While the free-agent Cotchery visited and left, Ward passed his physical, came off the PUP list and scored a touchdown on the first pass thrown his way.
It was an in route over the middle in front of William Gay, and Ward dove, bobbled it, and reeled it in to make his presence felt immediately.
“It felt good to be able to come up with that, especially down in the red zone where it’s so tight and the [passing] windows are very small,” Ward said. “It felt good just to get down, and I had to use my thumb on that. I felt good.”
Ward had been on the PUP list because of thumb surgery in June. But he said his thumb felt good, and so did the old legs.
“Not bad for a 35-year-old guy,” Ward said. “Dancing With The Stars, I credit that to my offseason.
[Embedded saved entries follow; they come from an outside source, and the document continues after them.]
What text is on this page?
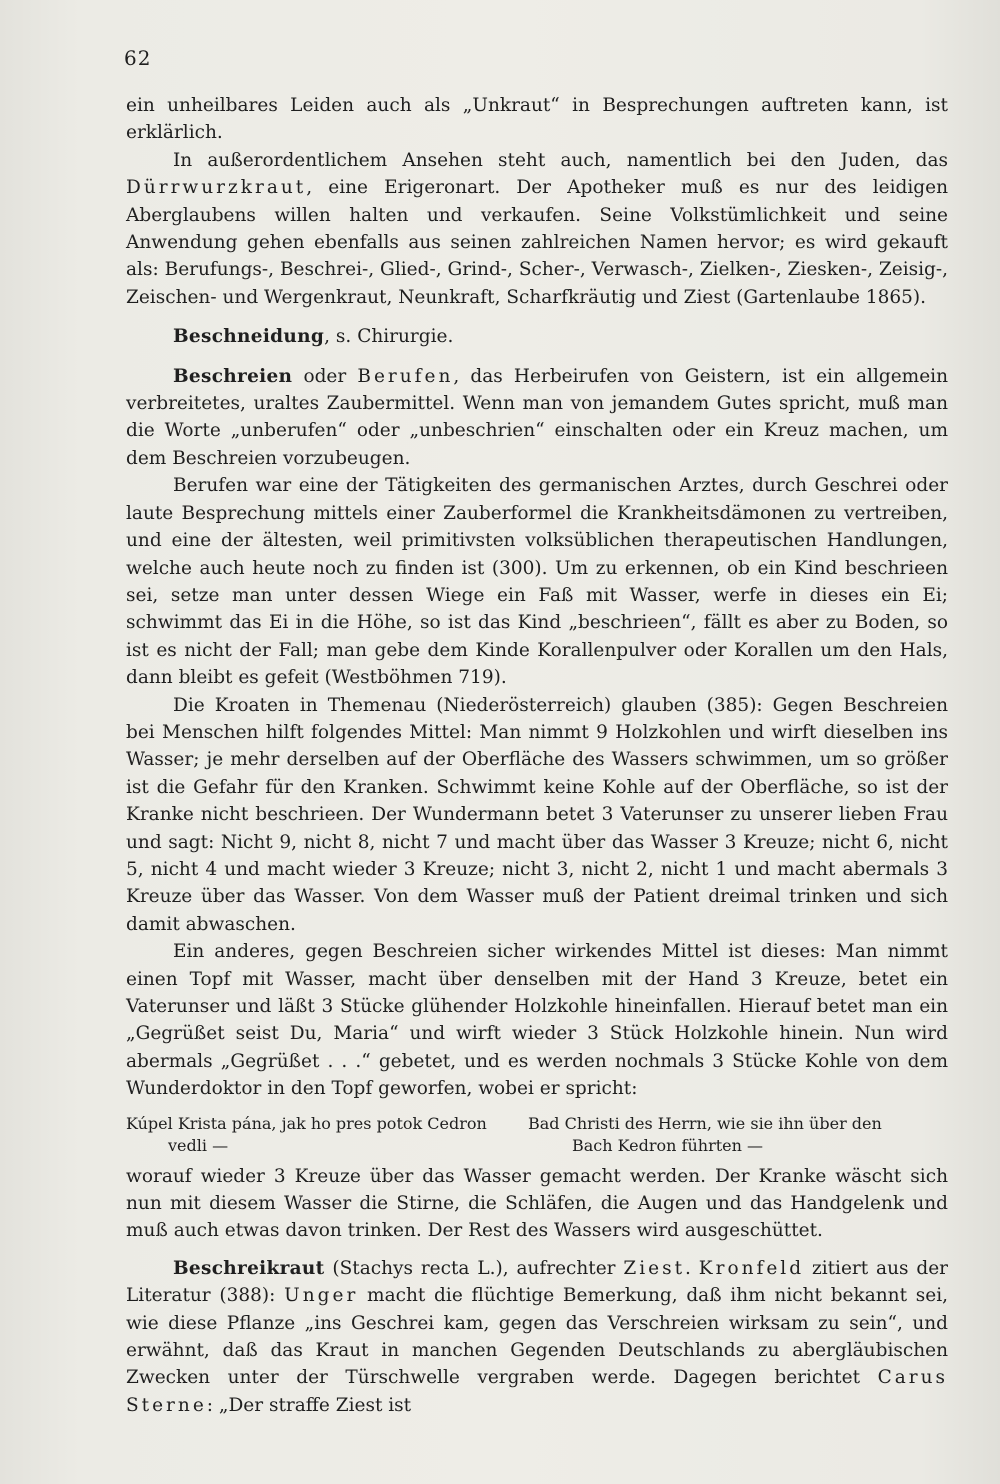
62

ein unheilbares Leiden auch als „Unkraut“ in Besprechungen auftreten kann, ist erklärlich.

In außerordentlichem Ansehen steht auch, namentlich bei den Juden, das Dürrwurzkraut, eine Erigeronart. Der Apotheker muß es nur des leidigen Aberglaubens willen halten und verkaufen. Seine Volkstümlichkeit und seine Anwendung gehen ebenfalls aus seinen zahlreichen Namen hervor; es wird gekauft als: Berufungs-, Beschrei-, Glied-, Grind-, Scher-, Verwasch-, Zielken-, Ziesken-, Zeisig-, Zeischen- und Wergenkraut, Neunkraft, Scharfkräutig und Ziest (Gartenlaube 1865).

Beschneidung, s. Chirurgie.

Beschreien oder Berufen, das Herbeirufen von Geistern, ist ein allgemein verbreitetes, uraltes Zaubermittel. Wenn man von jemandem Gutes spricht, muß man die Worte „unberufen“ oder „unbeschrien“ einschalten oder ein Kreuz machen, um dem Beschreien vorzubeugen.

Berufen war eine der Tätigkeiten des germanischen Arztes, durch Geschrei oder laute Besprechung mittels einer Zauberformel die Krankheitsdämonen zu vertreiben, und eine der ältesten, weil primitivsten volksüblichen therapeutischen Handlungen, welche auch heute noch zu finden ist (300). Um zu erkennen, ob ein Kind beschrieen sei, setze man unter dessen Wiege ein Faß mit Wasser, werfe in dieses ein Ei; schwimmt das Ei in die Höhe, so ist das Kind „beschrieen“, fällt es aber zu Boden, so ist es nicht der Fall; man gebe dem Kinde Korallenpulver oder Korallen um den Hals, dann bleibt es gefeit (Westböhmen 719).

Die Kroaten in Themenau (Niederösterreich) glauben (385): Gegen Beschreien bei Menschen hilft folgendes Mittel: Man nimmt 9 Holzkohlen und wirft dieselben ins Wasser; je mehr derselben auf der Oberfläche des Wassers schwimmen, um so größer ist die Gefahr für den Kranken. Schwimmt keine Kohle auf der Oberfläche, so ist der Kranke nicht beschrieen. Der Wundermann betet 3 Vaterunser zu unserer lieben Frau und sagt: Nicht 9, nicht 8, nicht 7 und macht über das Wasser 3 Kreuze; nicht 6, nicht 5, nicht 4 und macht wieder 3 Kreuze; nicht 3, nicht 2, nicht 1 und macht abermals 3 Kreuze über das Wasser. Von dem Wasser muß der Patient dreimal trinken und sich damit abwaschen.

Ein anderes, gegen Beschreien sicher wirkendes Mittel ist dieses: Man nimmt einen Topf mit Wasser, macht über denselben mit der Hand 3 Kreuze, betet ein Vaterunser und läßt 3 Stücke glühender Holzkohle hineinfallen. Hierauf betet man ein „Gegrüßet seist Du, Maria“ und wirft wieder 3 Stück Holzkohle hinein. Nun wird abermals „Gegrüßet . . .“ gebetet, und es werden nochmals 3 Stücke Kohle von dem Wunderdoktor in den Topf geworfen, wobei er spricht:

Kúpel Krista pána, jak ho pres potok Cedron
vedli —
Bad Christi des Herrn, wie sie ihn über den
Bach Kedron führten —

worauf wieder 3 Kreuze über das Wasser gemacht werden. Der Kranke wäscht sich nun mit diesem Wasser die Stirne, die Schläfen, die Augen und das Handgelenk und muß auch etwas davon trinken. Der Rest des Wassers wird ausgeschüttet.

Beschreikraut (Stachys recta L.), aufrechter Ziest. Kronfeld zitiert aus der Literatur (388): Unger macht die flüchtige Bemerkung, daß ihm nicht bekannt sei, wie diese Pflanze „ins Geschrei kam, gegen das Verschreien wirksam zu sein“, und erwähnt, daß das Kraut in manchen Gegenden Deutschlands zu abergläubischen Zwecken unter der Türschwelle vergraben werde. Dagegen berichtet Carus Sterne: „Der straffe Ziest ist
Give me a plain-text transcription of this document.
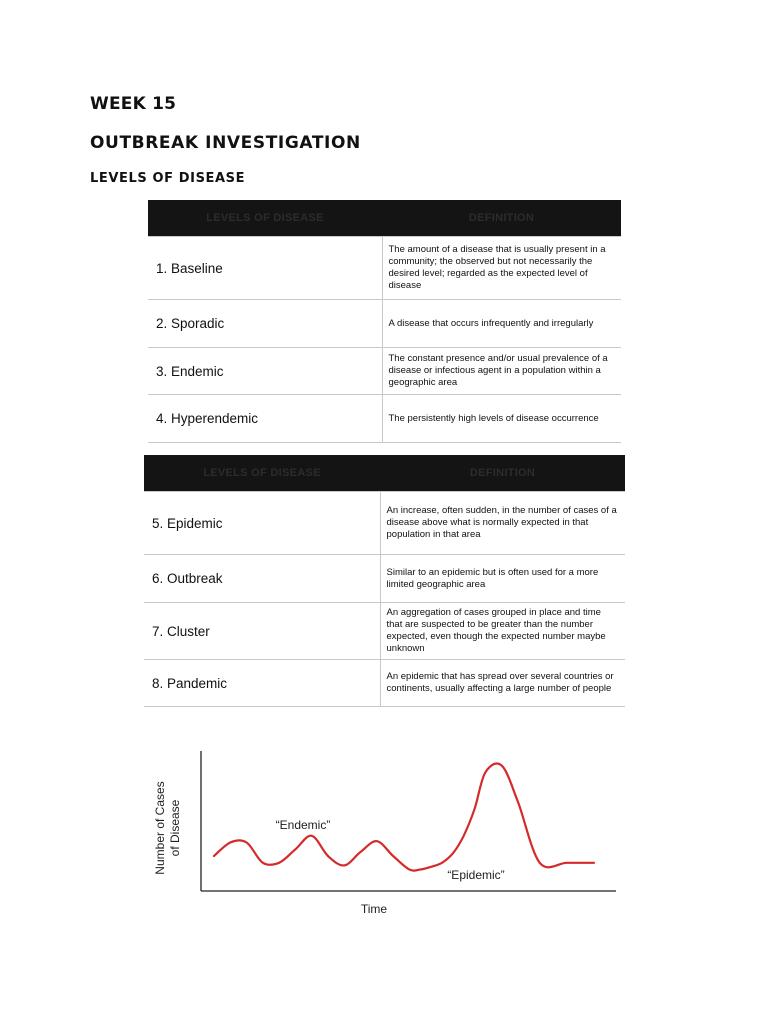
WEEK 15
OUTBREAK INVESTIGATION
LEVELS OF DISEASE
LEVELS OF DISEASE	DEFINITION
1. Baseline	The amount of a disease that is usually present in a community; the observed but not necessarily the desired level; regarded as the expected level of disease
2. Sporadic	A disease that occurs infrequently and irregularly
3. Endemic	The constant presence and/or usual prevalence of a disease or infectious agent in a population within a geographic area
4. Hyperendemic	The persistently high levels of disease occurrence
LEVELS OF DISEASE	DEFINITION
5. Epidemic	An increase, often sudden, in the number of cases of a disease above what is normally expected in that population in that area
6. Outbreak	Similar to an epidemic but is often used for a more limited geographic area
7. Cluster	An aggregation of cases grouped in place and time that are suspected to be greater than the number expected, even though the expected number maybe unknown
8. Pandemic	An epidemic that has spread over several countries or continents, usually affecting a large number of people
Number of Cases of Disease
Time
“Endemic”
“Epidemic”
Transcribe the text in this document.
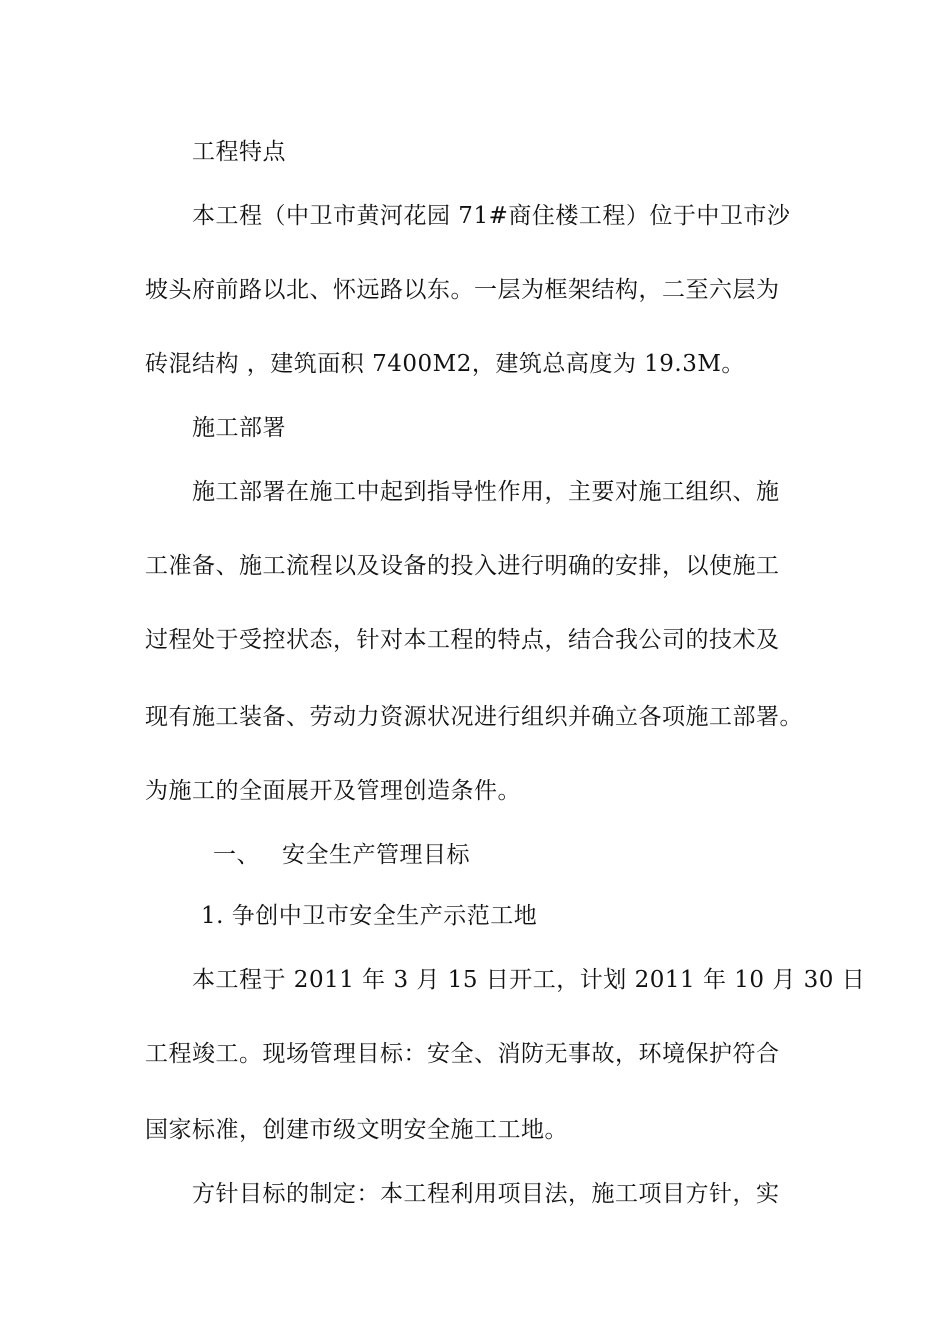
工程特点
本工程（中卫市黄河花园 71#商住楼工程）位于中卫市沙
坡头府前路以北、怀远路以东。一层为框架结构，二至六层为
砖混结构 ，建筑面积 7400M2，建筑总高度为 19.3M。
施工部署
施工部署在施工中起到指导性作用，主要对施工组织、施
工准备、施工流程以及设备的投入进行明确的安排，以使施工
过程处于受控状态，针对本工程的特点，结合我公司的技术及
现有施工装备、劳动力资源状况进行组织并确立各项施工部署。
为施工的全面展开及管理创造条件。
一、 安全生产管理目标
1. 争创中卫市安全生产示范工地
本工程于 2011 年 3 月 15 日开工，计划 2011 年 10 月 30 日
工程竣工。现场管理目标：安全、消防无事故，环境保护符合
国家标准，创建市级文明安全施工工地。
方针目标的制定：本工程利用项目法，施工项目方针，实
I really worked my butt off this offseason. The lockout really gave me time to work on everything. I’m in shape and I’m ready to gradually get better each day I step on the practice field.”
Ward solved one question mark on a receiving corps the Steelers’ front office has been trying to bolster ever since the lockout ended. First they brought Plaxico Burress in for a talk, and yesterday it was Cotchery, the former Jet.
Not that the Steelers have any question that Emmanuel Sanders will return. The medical reports on his foot are encouraging and he should be back on the field within two weeks.
Still, they Steelers are looking for a No. 5 receiver, and with each passing day it appears they have one in their midst in Grisham, the sticky-fingered slot receiver who’s in his third year with the team, most of it spent on the practice squad.
“I think this year I’m more mature,” said Grisham. “I feel more like a veteran. I’m not as nervous. All of those things combine to make it a better camp for me.”
A job is there for the taking. The No. 5 spot appears to be a contest between Grisham, Limas Sweed and Arnaz Battle.
“It is a battle,” Grisham said. “It’ll come down to not only playing receiver but special teams.”
To that end yesterday, Grisham yesterday dropped the first punt he’s attempted to field since his freshman year at Clemson.
He made up for it by making a sliding catch over the middle of a difficult, low fastball from Byron Leftwich and later Grisham made a diving, bobbling touchdown catch for Charlie Batch, much like the one Ward had caught earlier from Ben Roethlisberger.
Grisham was justifiably proud of catching the throw from Leftwich.
“He gets it there,” Grisham said of the hard-throwing QB. “I’ve heard stories about Brett Favre breaking fingers. Actually last year Byron split somebody’s web of their hand. That guy’s not here anymore.”
Grisham is. And if he keeps catching everything, he will be for a while.